Cannes' marquee genre item was X-Men The Last Stand, which after its Cannes world premiere opens today on 3,688 North American screens. Gitesh Pandya of Box Office Guru predicts this third installment of the X-Men franchise will rake in $108 million over the four-day Memorial weekend.

If so, it will be out of moviegoers' habit (X-Men and X2: X-Men United earned a cumulative $700 million at the worldwide box office) rather than any special fizz or glitter in the new episode.

The premise has promise: science has created a technology to "correct" the mutant-X gene. (If it were an X chromosome, of course, there'd be only X-women.) In yet another anti-Bush metaphor, the government wants to round up and purify, neuter and basically get rid of our eccentric super-heroes, thus creating a more stable, homogeneous society. Get it? For mutant, read Mexican.

The movie is at pains to prove it has no color prejudice. It give us one blue creature who's benign (Kelsey Grammer's hirsute Hank McCoy, head of the Ministry of Mutant Affairs) and one blue meanie (Rebecca Romijn's Mystique). But it has no secret technology to transform tired ideas into a vivid movie. Instead it ransacks the fantasy-film trunk for hand-me-down thrills, and counts on the sleek beauty of Romijn, Famke Janssen (quite fetching as Class 5 mutant Jean Gray) Halle Berry (the wonder weather woman Storm) to lure the boy market into theaters. For the rest of us, there's the spectacle of Patrick Stewart exploding into particles.

How many distinguished veterans of the Royal Shakesepeare Company does it take to make a bi-g-budget trashy movie? Well, two. Paging Ian McKellen as Magneto. In X2, this evil genius — a Hannibal Lector with preternatural powers — was briefly lured to the side of Good. Now he backslides into his natural malevolence. Donning a mask that looks like the one South Park's Butters wears when he turns into Professor Chaos, Magneto performs one impressive fit of mischief: he teleports one end of the Golden Gate Bridge from Sausalito to Alcatraz.

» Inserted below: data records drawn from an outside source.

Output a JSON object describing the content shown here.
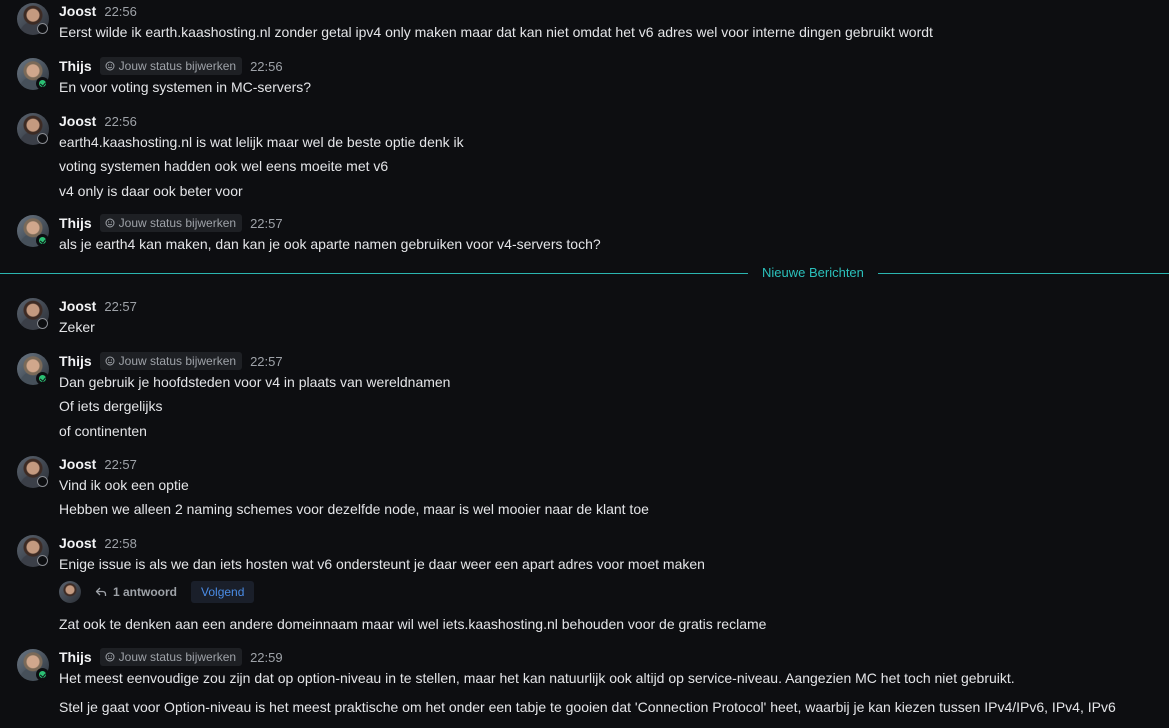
{
  "chat": {
    "divider_label": "Nieuwe Berichten",
    "status_pill_label": "Jouw status bijwerken",
    "groups": [
      {
        "author": "Joost",
        "time": "22:56",
        "has_pill": false,
        "online": false,
        "lines": [
          "Eerst wilde ik earth.kaashosting.nl zonder getal ipv4 only maken maar dat kan niet omdat het v6 adres wel voor interne dingen gebruikt wordt"
        ]
      },
      {
        "author": "Thijs",
        "time": "22:56",
        "has_pill": true,
        "online": true,
        "lines": [
          "En voor voting systemen in MC-servers?"
        ]
      },
      {
        "author": "Joost",
        "time": "22:56",
        "has_pill": false,
        "online": false,
        "lines": [
          "earth4.kaashosting.nl is wat lelijk maar wel de beste optie denk ik",
          "voting systemen hadden ook wel eens moeite met v6",
          "v4 only is daar ook beter voor"
        ]
      },
      {
        "author": "Thijs",
        "time": "22:57",
        "has_pill": true,
        "online": true,
        "lines": [
          "als je earth4 kan maken, dan kan je ook aparte namen gebruiken voor v4-servers toch?"
        ]
      },
      {
        "author": "Joost",
        "time": "22:57",
        "has_pill": false,
        "online": false,
        "lines": [
          "Zeker"
        ]
      },
      {
        "author": "Thijs",
        "time": "22:57",
        "has_pill": true,
        "online": true,
        "lines": [
          "Dan gebruik je hoofdsteden voor v4 in plaats van wereldnamen",
          "Of iets dergelijks",
          "of continenten"
        ]
      },
      {
        "author": "Joost",
        "time": "22:57",
        "has_pill": false,
        "online": false,
        "lines": [
          "Vind ik ook een optie",
          "Hebben we alleen 2 naming schemes voor dezelfde node, maar is wel mooier naar de klant toe"
        ]
      },
      {
        "author": "Joost",
        "time": "22:58",
        "has_pill": false,
        "online": false,
        "lines": [
          "Enige issue is als we dan iets hosten wat v6 ondersteunt je daar weer een apart adres voor moet maken",
          "Zat ook te denken aan een andere domeinnaam maar wil wel iets.kaashosting.nl behouden voor de gratis reclame"
        ],
        "thread": {
          "reply_count": "1 antwoord",
          "follow_label": "Volgend"
        }
      },
      {
        "author": "Thijs",
        "time": "22:59",
        "has_pill": true,
        "online": true,
        "lines": [
          "Het meest eenvoudige zou zijn dat op option-niveau in te stellen, maar het kan natuurlijk ook altijd op service-niveau. Aangezien MC het toch niet gebruikt.",
          "Stel je gaat voor Option-niveau is het meest praktische om het onder een tabje te gooien dat 'Connection Protocol' heet, waarbij je kan kiezen tussen IPv4/IPv6, IPv4, IPv6"
        ]
      }
    ]
  },
  "colors": {
    "background": "#0d0e11",
    "divider": "#2bb5b0",
    "online": "#2bbf73",
    "follow_text": "#4a8ce6"
  }
}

McKellen does another fine job in what has become his second career: infusing a bluff, wily menace into blockbusters in need of some perking up. (By Monday, given his appearances in X3 and The Da Vinci Code, this eminent Shakespearean is likely to become the movie actor seen by the most paying customers in a single weekend.)

As comic book and movie franchise, X-Men has built a canny metaphor on the feeling of virtually all teenagers that they are outcasts, weirdos, mutants. Raging hormones will do that, and the X-Men, though no longer kids, remain locked in their adolescent attitudes. The producers of X-Men The Last Stand, and the countless fantasy films Hollywood will generate this summer and in years to come, are trusting that their prime audience stays adolescent and faithful forever.